Patients with early rheumatoid arthritis (RA) who are current smokers were less likely to achieve good response to methotrexate (MTX) and tumor necrosis factor (TNF) inhibitors than those who never smoked. The study by researchers from Sweden also found that RA patients who smoked in the past did not experience a lower response to these therapies.
Results of the 10-year study appear in the January 2011 issue of Arthritis & Rheumatism, a journal published by Wiley-Blackwell on behalf of the American College of Rheumatology (ACR).

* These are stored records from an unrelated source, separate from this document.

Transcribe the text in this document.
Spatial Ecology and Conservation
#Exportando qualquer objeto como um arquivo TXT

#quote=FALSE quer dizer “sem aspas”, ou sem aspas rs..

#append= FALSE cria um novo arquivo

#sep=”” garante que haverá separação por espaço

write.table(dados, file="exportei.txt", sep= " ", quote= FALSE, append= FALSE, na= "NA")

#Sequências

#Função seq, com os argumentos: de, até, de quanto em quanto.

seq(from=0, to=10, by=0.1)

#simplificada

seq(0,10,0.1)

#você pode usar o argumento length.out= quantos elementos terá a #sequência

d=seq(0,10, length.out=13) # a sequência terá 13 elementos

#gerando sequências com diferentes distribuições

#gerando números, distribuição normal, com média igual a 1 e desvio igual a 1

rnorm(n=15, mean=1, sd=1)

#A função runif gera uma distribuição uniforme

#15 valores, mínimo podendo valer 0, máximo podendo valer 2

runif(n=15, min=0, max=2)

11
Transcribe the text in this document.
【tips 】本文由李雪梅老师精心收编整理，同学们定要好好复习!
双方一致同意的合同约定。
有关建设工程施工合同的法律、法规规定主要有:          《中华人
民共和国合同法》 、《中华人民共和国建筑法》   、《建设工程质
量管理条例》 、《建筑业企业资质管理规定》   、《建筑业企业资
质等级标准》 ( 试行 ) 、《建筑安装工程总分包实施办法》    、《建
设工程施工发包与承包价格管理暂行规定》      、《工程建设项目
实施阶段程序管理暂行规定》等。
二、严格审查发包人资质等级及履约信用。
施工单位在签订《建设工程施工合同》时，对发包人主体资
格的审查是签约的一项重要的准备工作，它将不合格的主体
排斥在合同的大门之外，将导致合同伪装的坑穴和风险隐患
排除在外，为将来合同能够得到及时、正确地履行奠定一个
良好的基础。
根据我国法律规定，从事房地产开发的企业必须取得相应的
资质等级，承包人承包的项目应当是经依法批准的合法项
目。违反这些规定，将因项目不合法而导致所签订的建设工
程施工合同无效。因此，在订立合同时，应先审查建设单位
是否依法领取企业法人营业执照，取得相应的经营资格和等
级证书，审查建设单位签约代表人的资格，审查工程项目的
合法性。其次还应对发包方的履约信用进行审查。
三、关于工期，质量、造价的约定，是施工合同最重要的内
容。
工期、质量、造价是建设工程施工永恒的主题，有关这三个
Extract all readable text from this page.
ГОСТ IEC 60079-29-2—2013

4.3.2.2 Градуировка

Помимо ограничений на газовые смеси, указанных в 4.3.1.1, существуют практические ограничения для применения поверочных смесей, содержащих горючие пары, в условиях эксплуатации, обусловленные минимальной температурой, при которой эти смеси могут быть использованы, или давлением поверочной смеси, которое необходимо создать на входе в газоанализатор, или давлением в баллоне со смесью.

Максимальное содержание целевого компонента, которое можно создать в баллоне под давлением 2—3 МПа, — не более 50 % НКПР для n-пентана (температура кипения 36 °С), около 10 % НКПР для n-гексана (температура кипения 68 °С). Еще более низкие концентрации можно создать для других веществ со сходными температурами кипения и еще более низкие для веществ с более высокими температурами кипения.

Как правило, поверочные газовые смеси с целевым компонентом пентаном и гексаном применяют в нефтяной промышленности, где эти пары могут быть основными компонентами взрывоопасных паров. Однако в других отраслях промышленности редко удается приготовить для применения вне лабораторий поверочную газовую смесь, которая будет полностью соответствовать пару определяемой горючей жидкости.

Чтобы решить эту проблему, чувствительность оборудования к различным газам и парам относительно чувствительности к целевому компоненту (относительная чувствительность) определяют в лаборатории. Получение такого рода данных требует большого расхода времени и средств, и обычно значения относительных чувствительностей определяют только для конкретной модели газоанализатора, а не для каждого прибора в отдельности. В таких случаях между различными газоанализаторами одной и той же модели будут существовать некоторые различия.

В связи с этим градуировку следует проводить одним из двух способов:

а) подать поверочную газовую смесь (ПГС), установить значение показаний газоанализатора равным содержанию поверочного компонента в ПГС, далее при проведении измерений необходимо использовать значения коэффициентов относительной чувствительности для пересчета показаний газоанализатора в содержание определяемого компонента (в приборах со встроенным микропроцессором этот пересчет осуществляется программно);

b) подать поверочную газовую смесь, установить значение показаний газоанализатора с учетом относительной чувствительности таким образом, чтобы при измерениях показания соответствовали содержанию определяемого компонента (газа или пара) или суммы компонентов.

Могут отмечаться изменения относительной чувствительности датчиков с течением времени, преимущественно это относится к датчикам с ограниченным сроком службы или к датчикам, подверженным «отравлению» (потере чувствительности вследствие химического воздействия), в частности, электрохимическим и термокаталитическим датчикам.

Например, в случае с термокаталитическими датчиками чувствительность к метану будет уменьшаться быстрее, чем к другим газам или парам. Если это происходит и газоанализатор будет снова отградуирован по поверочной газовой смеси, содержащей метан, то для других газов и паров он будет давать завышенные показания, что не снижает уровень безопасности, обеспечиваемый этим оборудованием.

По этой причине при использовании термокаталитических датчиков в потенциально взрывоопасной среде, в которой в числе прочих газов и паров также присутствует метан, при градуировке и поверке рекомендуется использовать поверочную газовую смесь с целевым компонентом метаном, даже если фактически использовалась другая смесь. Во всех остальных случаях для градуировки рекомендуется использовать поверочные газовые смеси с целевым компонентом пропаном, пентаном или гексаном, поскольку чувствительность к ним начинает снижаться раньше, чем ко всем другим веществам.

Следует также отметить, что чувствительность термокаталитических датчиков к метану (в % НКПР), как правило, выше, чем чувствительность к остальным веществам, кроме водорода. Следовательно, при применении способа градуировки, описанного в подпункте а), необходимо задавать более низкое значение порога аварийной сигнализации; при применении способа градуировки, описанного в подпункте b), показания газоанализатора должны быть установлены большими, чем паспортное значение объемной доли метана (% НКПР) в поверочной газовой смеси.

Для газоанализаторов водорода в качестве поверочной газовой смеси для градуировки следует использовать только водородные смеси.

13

According to the World Health Organization (WHO), approximately 0.8% of adults (age 15 and older) worldwide have RA -- a chronic autoimmune disease characterized by inflammation, pain, and swelling in the joints. Current medical evidence points to smoking as a known risk factor for RA development and globally, WHO estimates there are more than one billion smokers. However limited data are available on the impact of cigarette smoking and response to pharmacological therapy in early RA.
In the current study, Saedis Saevarsdottir, MD, PhD and colleagues from Karolinska University Hospital and Karolinska Institute in Stockholm investigated the influence cigarette smoking has on response to MTX and TNF inhibitor treatment in early RA. The team used clinical data for 1430 patients entering the epidemiological investigation of rheumatoid arthritis (EIRA) between 1996 and 2006. EIRA is a population-based case-control study in Sweden comprising RA patients between the ages of 18 and 70, who were enrolled on average 10 months from symptom onset. Of the participants, 873 started MTX monotherapy upon entering EIRA, and 535 started TNF inhibitor therapy, on average 3 years after the diagnosis.
Results indicated that at three months following the start of MTX current smokers were less likely to achieve a EULAR "good response" compared to those who never smoked (27% vs. 36%); (29% vs. 43%) following the start of TNF inhibitors. Researchers evaluated the entire cohort for all treatments used and found current smoking was associated with less chance of a good response (odds ratio for 3 months = 0.61, 6 months = 0.65, 1 year = 0.78, 2 years = 0.66, 5 years = 0.61). Past smoking history did not affect the patients' response to MTX or TNF inhibitors.
"We also found that only 14% of current smokers who did not start any disease modifying treatment at baseline reached the good response category after 3 months, compared to 34% of RA patients who never smoked," confirmed Dr. Saevarsdottir. The authors recommend further studies to determine if discontinuation of smoking prior to initiating treatment would be beneficial. Dr. Saevarsdottir concluded, "Our findings provide strong evidence that clinicians should include smoking cessation programs as part of their standard therapeutic arsenal in caring for patients with RA."
In accordance with recent guidelines from the European League against Rheumatism (EULAR) and the ACR, the study team used the EULAR response criteria, based on the 28-joint disease activity score (DAS28), to define response to treatment with "good response" considered a DAS28 less than 3.2 at the follow-up visit and greater than 1.2 units decrease compared to the baseline DAS28.